Tel que le précise le rapport du groupe "intelligence économique et stratégie des entreprises", « l'intelligence économique peut être définie comme l'ensemble des actions coordonnées de recherche, de traitement et de distribution en vue de son exploitation, de l'information utile aux acteurs économiques. Ces diverses actions sont menées légalement avec toutes les garanties de protection nécessaires à la préservation du patrimoine de l'entreprise, dans les meilleures conditions de qualité, de délais et de coût ». Et d'ajouter, que « la notion d'intelligence économique implique le dépassement des actions partielles désignées par les vocables de documentation, de veille (scientifique et technologique, concurrentielle, financière, juridique et réglementaire...), de protection du patrimoine concurrentiel (stratégie d'influence des Etats- nation, rôle des cabinets de consultants étrangers, opérations d'information et de désinformation...). Ce dépassement résulte de l'intention stratégique et tactique, qui doit présider au pilotage des actions partielles et au succès des actions concertées, ainsi que de l'interaction entre tous les niveaux de l'activité, auxquels s'exerce la fonction d'intelligence économique : depuis la base (interne à l'entreprise) en passant par des niveaux intermédiaires (interprofessionnels, locaux) jusqu'aux niveaux nationaux (stratégies concertées entre les différents centres de décision), transnationaux (groupes multinationaux) ou internationaux (stratégies d'influence des Etats-nations) » (in, CGP, Intelligence Economique et stratégie des entreprises, Rapport du groupe présidé par H. Martre, Paris, La documentation française).

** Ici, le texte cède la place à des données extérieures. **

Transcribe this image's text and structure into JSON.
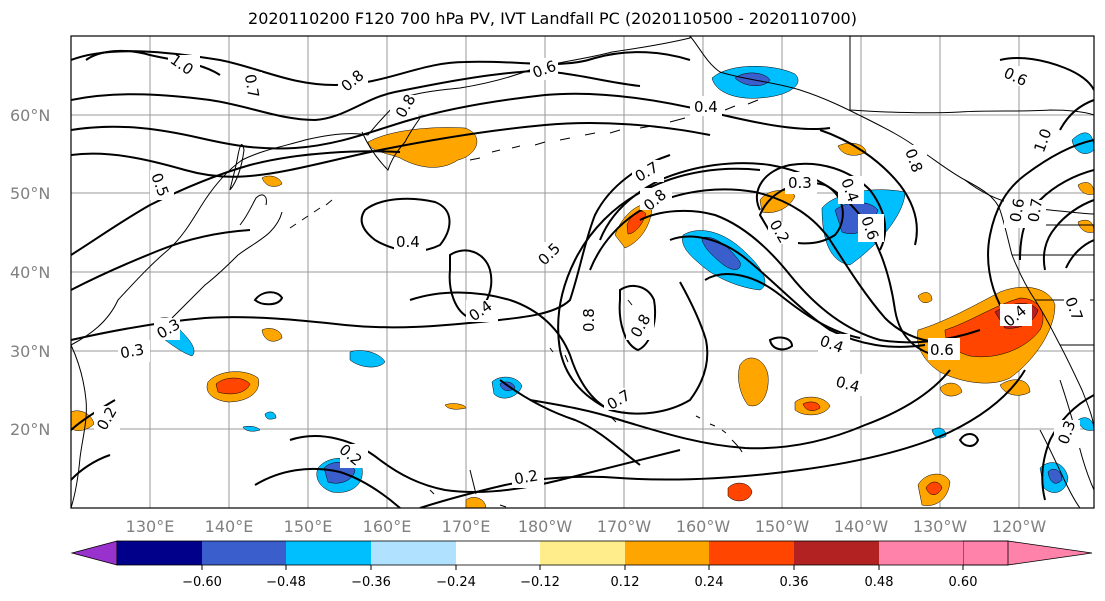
{
  "title": "2020110200 F120 700 hPa PV, IVT Landfall PC (2020110500 - 2020110700)",
  "lat_labels": [
    "60°N",
    "50°N",
    "40°N",
    "30°N",
    "20°N"
  ],
  "lon_labels": [
    "130°E",
    "140°E",
    "150°E",
    "160°E",
    "170°E",
    "180°W",
    "170°W",
    "160°W",
    "150°W",
    "140°W",
    "130°W",
    "120°W"
  ],
  "colorbar": {
    "ticks": [
      "−0.60",
      "−0.48",
      "−0.36",
      "−0.24",
      "−0.12",
      "0.12",
      "0.24",
      "0.36",
      "0.48",
      "0.60"
    ],
    "colors": [
      "#9932cc",
      "#00008b",
      "#3a5fcd",
      "#00bfff",
      "#b0e2ff",
      "#ffffff",
      "#ffec8b",
      "#ffa500",
      "#ff4500",
      "#b22222",
      "#ff82ab"
    ]
  },
  "contour_labels": [
    "1.0",
    "0.7",
    "0.8",
    "0.8",
    "0.6",
    "0.6",
    "0.4",
    "0.4",
    "0.8",
    "1.0",
    "0.5",
    "0.4",
    "0.5",
    "0.7",
    "0.8",
    "0.3",
    "0.2",
    "0.4",
    "0.6",
    "0.8",
    "0.4",
    "0.7",
    "0.8",
    "0.3",
    "0.4",
    "0.6",
    "0.4",
    "0.2",
    "0.2",
    "0.3",
    "0.2",
    "0.6",
    "0.7",
    "0.7",
    "0.3"
  ]
}
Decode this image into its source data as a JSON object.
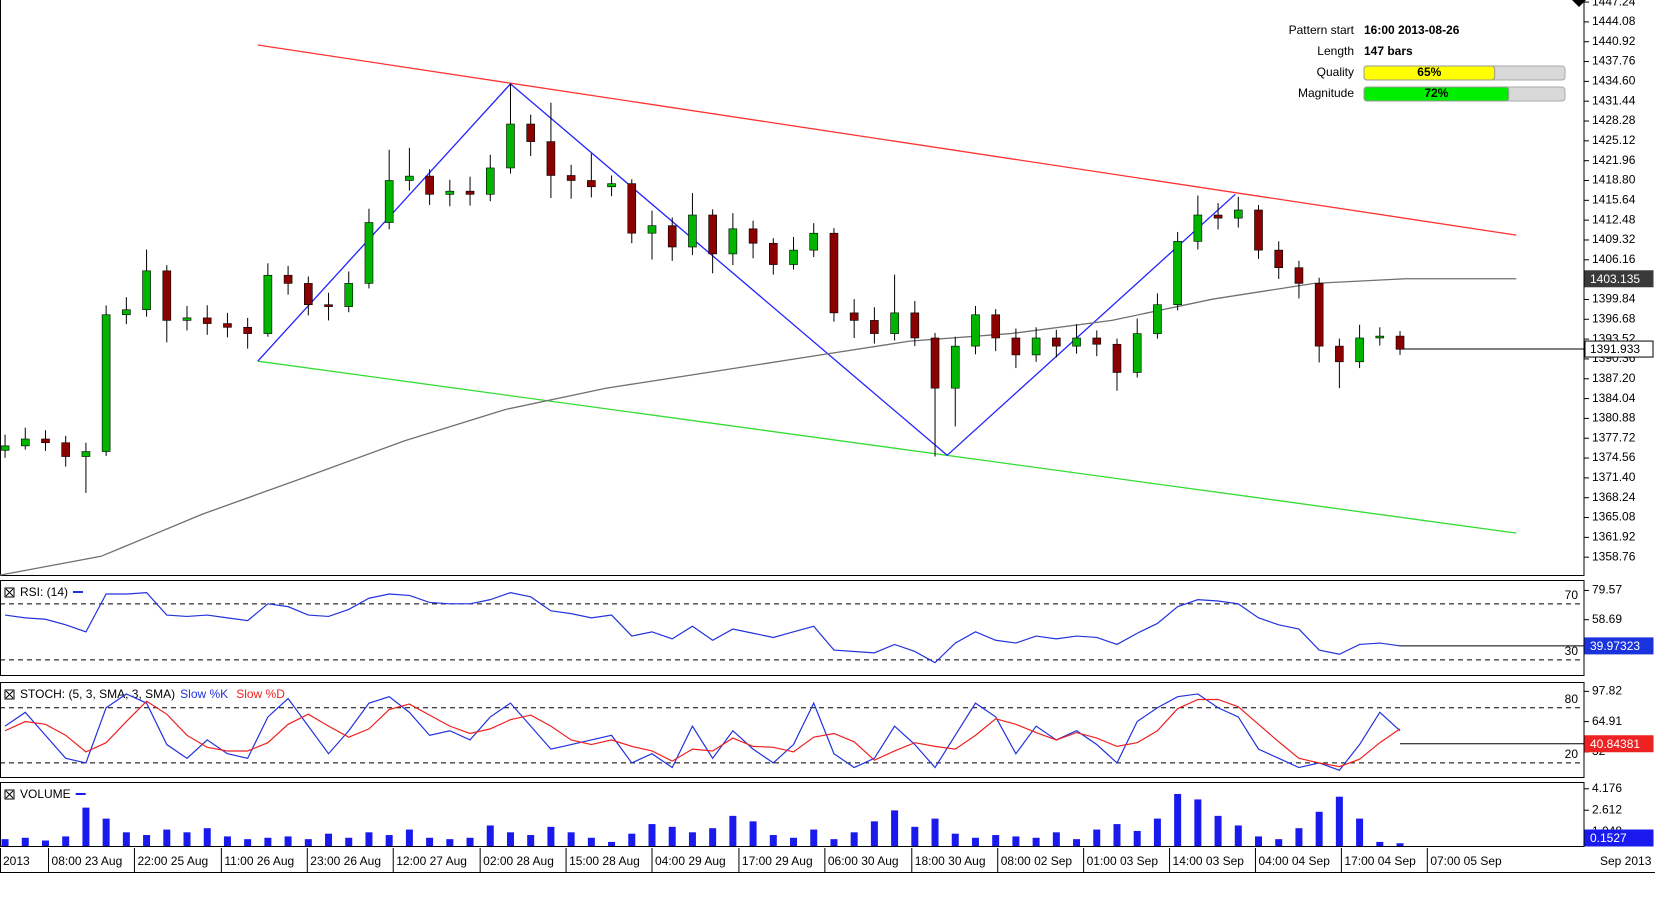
{
  "chart_data": [
    {
      "type": "candlestick",
      "xlim": [
        -0.25,
        78.1
      ],
      "xticks": [
        {
          "value": 2.15,
          "label": "08:00 23 Aug"
        },
        {
          "value": 6.4,
          "label": "22:00 25 Aug"
        },
        {
          "value": 10.7,
          "label": "11:00 26 Aug"
        },
        {
          "value": 14.95,
          "label": "23:00 26 Aug"
        },
        {
          "value": 19.2,
          "label": "12:00 27 Aug"
        },
        {
          "value": 23.5,
          "label": "02:00 28 Aug"
        },
        {
          "value": 27.75,
          "label": "15:00 28 Aug"
        },
        {
          "value": 32.0,
          "label": "04:00 29 Aug"
        },
        {
          "value": 36.3,
          "label": "17:00 29 Aug"
        },
        {
          "value": 40.55,
          "label": "06:00 30 Aug"
        },
        {
          "value": 44.85,
          "label": "18:00 30 Aug"
        },
        {
          "value": 49.1,
          "label": "08:00 02 Sep"
        },
        {
          "value": 53.35,
          "label": "01:00 03 Sep"
        },
        {
          "value": 57.6,
          "label": "14:00 03 Sep"
        },
        {
          "value": 61.85,
          "label": "04:00 04 Sep"
        },
        {
          "value": 66.1,
          "label": "17:00 04 Sep"
        },
        {
          "value": 70.35,
          "label": "07:00 05 Sep"
        }
      ],
      "period_start": "2013",
      "period_end": "Sep 2013",
      "ylim": [
        1355.92,
        1447.57
      ],
      "yticks": [
        1447.24,
        1444.08,
        1440.92,
        1437.76,
        {
          "value": 1434.6,
          "label": "1434.60"
        },
        1431.44,
        1428.28,
        1425.12,
        1421.96,
        {
          "value": 1418.8,
          "label": "1418.80"
        },
        1415.64,
        1412.48,
        1409.32,
        1406.16,
        1399.84,
        1396.68,
        1393.52,
        1390.36,
        {
          "value": 1387.2,
          "label": "1387.20"
        },
        1384.04,
        1380.88,
        1377.72,
        1374.56,
        {
          "value": 1371.4,
          "label": "1371.40"
        },
        1368.24,
        1365.08,
        1361.92,
        1358.76
      ],
      "up_color": "#00b400",
      "down_color": "#8b0000",
      "open": [
        1375.8,
        1376.5,
        1377.6,
        1377.0,
        1374.8,
        1375.6,
        1397.4,
        1398.2,
        1404.4,
        1396.5,
        1396.9,
        1396.0,
        1395.4,
        1394.4,
        1403.7,
        1402.4,
        1399.0,
        1398.7,
        1402.4,
        1412.1,
        1418.8,
        1419.5,
        1416.6,
        1417.1,
        1416.6,
        1420.8,
        1427.8,
        1425.0,
        1419.6,
        1418.8,
        1417.8,
        1418.3,
        1410.4,
        1411.6,
        1408.2,
        1413.3,
        1407.1,
        1411.1,
        1408.8,
        1405.4,
        1407.7,
        1410.4,
        1397.7,
        1396.5,
        1394.4,
        1397.7,
        1393.7,
        1385.7,
        1392.4,
        1397.4,
        1393.7,
        1391.0,
        1393.7,
        1392.4,
        1393.7,
        1392.7,
        1388.2,
        1394.4,
        1399.0,
        1409.1,
        1413.3,
        1412.8,
        1414.1,
        1407.7,
        1404.9,
        1402.4,
        1392.4,
        1389.9,
        1393.7,
        1394.0
      ],
      "high": [
        1378.3,
        1379.4,
        1379.0,
        1378.1,
        1377.0,
        1398.9,
        1400.2,
        1407.8,
        1405.3,
        1398.8,
        1398.9,
        1397.7,
        1396.9,
        1405.6,
        1405.2,
        1403.5,
        1400.9,
        1404.3,
        1414.3,
        1423.7,
        1424.0,
        1420.6,
        1418.9,
        1419.4,
        1422.9,
        1434.2,
        1429.3,
        1431.2,
        1421.3,
        1423.1,
        1419.6,
        1419.0,
        1414.0,
        1412.9,
        1416.8,
        1414.2,
        1413.6,
        1412.4,
        1409.6,
        1409.8,
        1412.0,
        1411.2,
        1399.9,
        1398.6,
        1403.8,
        1399.6,
        1394.5,
        1393.9,
        1398.8,
        1398.3,
        1395.2,
        1395.4,
        1395.0,
        1395.9,
        1394.9,
        1393.6,
        1396.8,
        1400.8,
        1410.6,
        1416.4,
        1415.2,
        1416.2,
        1414.9,
        1409.1,
        1406.0,
        1403.3,
        1393.6,
        1395.8,
        1395.4,
        1394.8
      ],
      "low": [
        1374.6,
        1375.9,
        1375.7,
        1373.2,
        1369.0,
        1374.9,
        1395.9,
        1397.1,
        1393.0,
        1394.9,
        1394.2,
        1393.8,
        1392.0,
        1393.9,
        1400.6,
        1397.3,
        1396.5,
        1397.8,
        1401.6,
        1411.0,
        1417.2,
        1414.9,
        1414.7,
        1414.8,
        1415.5,
        1419.9,
        1422.7,
        1416.0,
        1415.9,
        1416.1,
        1416.3,
        1408.8,
        1406.2,
        1406.0,
        1406.9,
        1404.0,
        1405.3,
        1406.4,
        1403.8,
        1404.6,
        1406.6,
        1396.3,
        1393.7,
        1392.8,
        1393.3,
        1392.4,
        1374.8,
        1379.6,
        1391.1,
        1391.6,
        1388.9,
        1389.9,
        1390.6,
        1391.2,
        1390.8,
        1385.3,
        1387.4,
        1393.6,
        1398.1,
        1407.8,
        1411.0,
        1411.3,
        1406.3,
        1403.1,
        1400.0,
        1389.8,
        1385.7,
        1388.9,
        1392.5,
        1391.0
      ],
      "close": [
        1376.5,
        1377.6,
        1377.0,
        1374.8,
        1375.6,
        1397.4,
        1398.2,
        1404.4,
        1396.5,
        1396.9,
        1396.0,
        1395.4,
        1394.4,
        1403.7,
        1402.4,
        1399.0,
        1398.7,
        1402.4,
        1412.1,
        1418.8,
        1419.5,
        1416.6,
        1417.1,
        1416.6,
        1420.8,
        1427.8,
        1425.0,
        1419.6,
        1418.8,
        1417.8,
        1418.3,
        1410.4,
        1411.6,
        1408.2,
        1413.3,
        1407.1,
        1411.1,
        1408.8,
        1405.4,
        1407.7,
        1410.4,
        1397.7,
        1396.5,
        1394.4,
        1397.7,
        1393.7,
        1385.7,
        1392.4,
        1397.4,
        1393.7,
        1391.0,
        1393.7,
        1392.4,
        1393.7,
        1392.7,
        1388.2,
        1394.4,
        1399.0,
        1409.1,
        1413.3,
        1412.8,
        1414.1,
        1407.7,
        1404.9,
        1402.4,
        1392.4,
        1389.9,
        1393.7,
        1394.0,
        1391.9
      ],
      "overlays": [
        {
          "color": "#ff3333",
          "x": [
            12.5,
            74.75
          ],
          "y": [
            1440.4,
            1410.1
          ]
        },
        {
          "color": "#33dd33",
          "x": [
            12.5,
            74.75
          ],
          "y": [
            1390.0,
            1362.6
          ]
        },
        {
          "color": "#2222ff",
          "x": [
            12.5,
            25.0,
            46.6,
            60.85
          ],
          "y": [
            1390.0,
            1434.2,
            1375.0,
            1416.6
          ]
        },
        {
          "color": "#707070",
          "x": [
            -0.25,
            4.75,
            9.75,
            14.75,
            19.75,
            24.75,
            29.75,
            34.75,
            39.75,
            44.75,
            49.75,
            54.75,
            59.75,
            64.75,
            69.25,
            74.75
          ],
          "y": [
            1355.9,
            1358.9,
            1365.6,
            1371.4,
            1377.3,
            1382.3,
            1385.7,
            1388.2,
            1390.7,
            1393.2,
            1394.4,
            1396.5,
            1399.9,
            1402.4,
            1403.135,
            1403.135
          ]
        }
      ],
      "ma_last": 1403.135,
      "last_price": 1391.933,
      "pattern": [
        {
          "label": "Pattern start",
          "text": "16:00 2013-08-26"
        },
        {
          "label": "Length",
          "text": "147 bars"
        },
        {
          "label": "Quality",
          "value": 65,
          "value_label": "65%",
          "color": "#ffff00"
        },
        {
          "label": "Magnitude",
          "value": 72,
          "value_label": "72%",
          "color": "#00ee00"
        }
      ]
    },
    {
      "type": "line",
      "title": "RSI: (14)",
      "ylim": [
        19.2,
        86.3
      ],
      "yticks": [
        79.57,
        58.69
      ],
      "levels": [
        70,
        30
      ],
      "series": [
        {
          "color": "#2233dd",
          "values": [
            62,
            60,
            59,
            55,
            50,
            77,
            77,
            78,
            62,
            61,
            62,
            60,
            58,
            70,
            68,
            62,
            61,
            66,
            74,
            77,
            76,
            71,
            70,
            70,
            73,
            78,
            75,
            65,
            63,
            60,
            62,
            47,
            50,
            45,
            54,
            44,
            52,
            49,
            46,
            50,
            54,
            37,
            36,
            35,
            41,
            36,
            28,
            42,
            50,
            44,
            42,
            47,
            45,
            47,
            46,
            41,
            49,
            56,
            68,
            73,
            72,
            70,
            60,
            55,
            52,
            37,
            34,
            41,
            42,
            40
          ]
        }
      ],
      "last_value": 39.97323,
      "last_color": "#1a33dd"
    },
    {
      "type": "line",
      "title": "STOCH: (5, 3, SMA, 3, SMA)",
      "ylim": [
        4.7,
        106.9
      ],
      "yticks": [
        97.82,
        64.91,
        32
      ],
      "levels": [
        80,
        20
      ],
      "series": [
        {
          "name": "Slow %K",
          "color": "#2233dd",
          "values": [
            60,
            75,
            50,
            25,
            20,
            80,
            95,
            85,
            40,
            25,
            45,
            30,
            25,
            70,
            90,
            60,
            30,
            55,
            85,
            92,
            75,
            50,
            55,
            45,
            70,
            85,
            60,
            35,
            40,
            45,
            50,
            20,
            30,
            15,
            60,
            25,
            55,
            35,
            20,
            40,
            85,
            30,
            15,
            25,
            60,
            40,
            15,
            50,
            85,
            70,
            30,
            60,
            45,
            55,
            40,
            20,
            65,
            80,
            92,
            95,
            80,
            70,
            35,
            25,
            15,
            20,
            12,
            40,
            75,
            55
          ]
        },
        {
          "name": "Slow %D",
          "color": "#ee2222",
          "values": [
            55,
            65,
            62,
            50,
            32,
            42,
            65,
            87,
            73,
            50,
            37,
            33,
            33,
            42,
            62,
            73,
            60,
            48,
            57,
            78,
            84,
            72,
            60,
            52,
            57,
            67,
            72,
            60,
            45,
            40,
            45,
            38,
            33,
            22,
            35,
            33,
            47,
            38,
            37,
            32,
            48,
            52,
            43,
            23,
            33,
            42,
            38,
            35,
            50,
            68,
            62,
            53,
            45,
            53,
            47,
            38,
            42,
            55,
            79,
            89,
            89,
            81,
            62,
            43,
            25,
            20,
            16,
            24,
            42,
            57
          ]
        }
      ],
      "last_value": 40.84381,
      "last_color": "#ee2222"
    },
    {
      "type": "bar",
      "title": "VOLUME",
      "ylim": [
        0,
        4.6
      ],
      "yticks": [
        4.176,
        2.612,
        1.048
      ],
      "color": "#1a1aee",
      "values": [
        0.5,
        0.6,
        0.4,
        0.7,
        2.8,
        2.0,
        1.0,
        0.8,
        1.2,
        1.0,
        1.3,
        0.7,
        0.5,
        0.6,
        0.7,
        0.5,
        0.9,
        0.6,
        1.0,
        0.8,
        1.2,
        0.6,
        0.5,
        0.6,
        1.5,
        1.0,
        0.8,
        1.4,
        1.0,
        0.6,
        0.3,
        0.9,
        1.6,
        1.4,
        1.0,
        1.3,
        2.2,
        1.8,
        0.8,
        0.6,
        1.2,
        0.5,
        1.0,
        1.8,
        2.6,
        1.4,
        2.0,
        0.9,
        0.6,
        0.8,
        0.7,
        0.6,
        1.0,
        0.5,
        1.2,
        1.6,
        1.1,
        2.0,
        3.8,
        3.4,
        2.2,
        1.5,
        0.7,
        0.5,
        1.3,
        2.5,
        3.6,
        2.0,
        0.3,
        0.2
      ],
      "last_value": 0.1527,
      "last_color": "#1a1aee"
    }
  ]
}
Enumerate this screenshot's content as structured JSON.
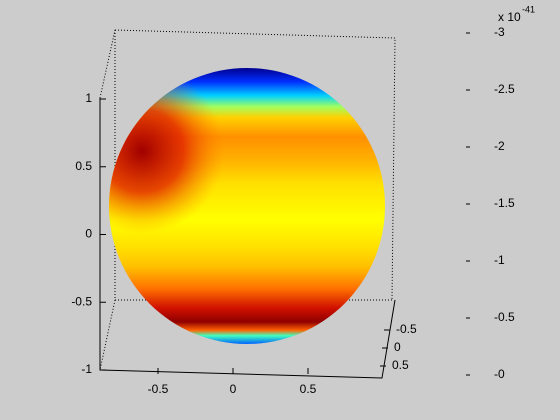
{
  "chart_data": {
    "type": "surface",
    "xlim": [
      -1,
      1
    ],
    "xticks": [
      -0.5,
      0,
      0.5
    ],
    "ylim": [
      -1,
      1
    ],
    "yticks": [
      -0.5,
      0,
      0.5
    ],
    "zlim": [
      -1,
      1
    ],
    "zticks": [
      -1,
      -0.5,
      0,
      0.5,
      1
    ],
    "colorbar": {
      "clim": [
        0,
        -3
      ],
      "ticks": [
        -3,
        -2.5,
        -2,
        -1.5,
        -1,
        -0.5,
        {
          "value": 0,
          "label": "-0"
        }
      ],
      "scale_text": "x 10",
      "scale_exponent": "-41"
    }
  }
}
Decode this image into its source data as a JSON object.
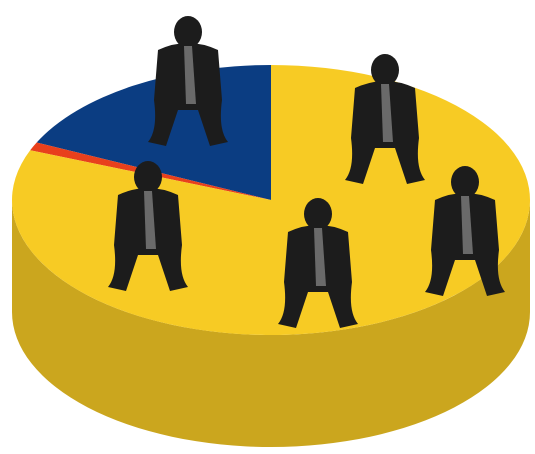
{
  "chart_data": {
    "type": "pie",
    "values": [
      18,
      1,
      81
    ],
    "colors": [
      "#0b3d82",
      "#e8401c",
      "#f7cb24"
    ],
    "start_angle": 90
  }
}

De ce point de vue, il apparaît clairement que l'intelligence économique se présente avant tout comme une démarche collective à portée opérationnelle, orientée vers la recherche stratégique d'avantages concurrentiels. Mais plus qu'une pratique ou qu'un simple mode de pensée, l'IE se réclame également comme concept à part entière, concept dont les fondements théoriques restent encore à construire et à préciser.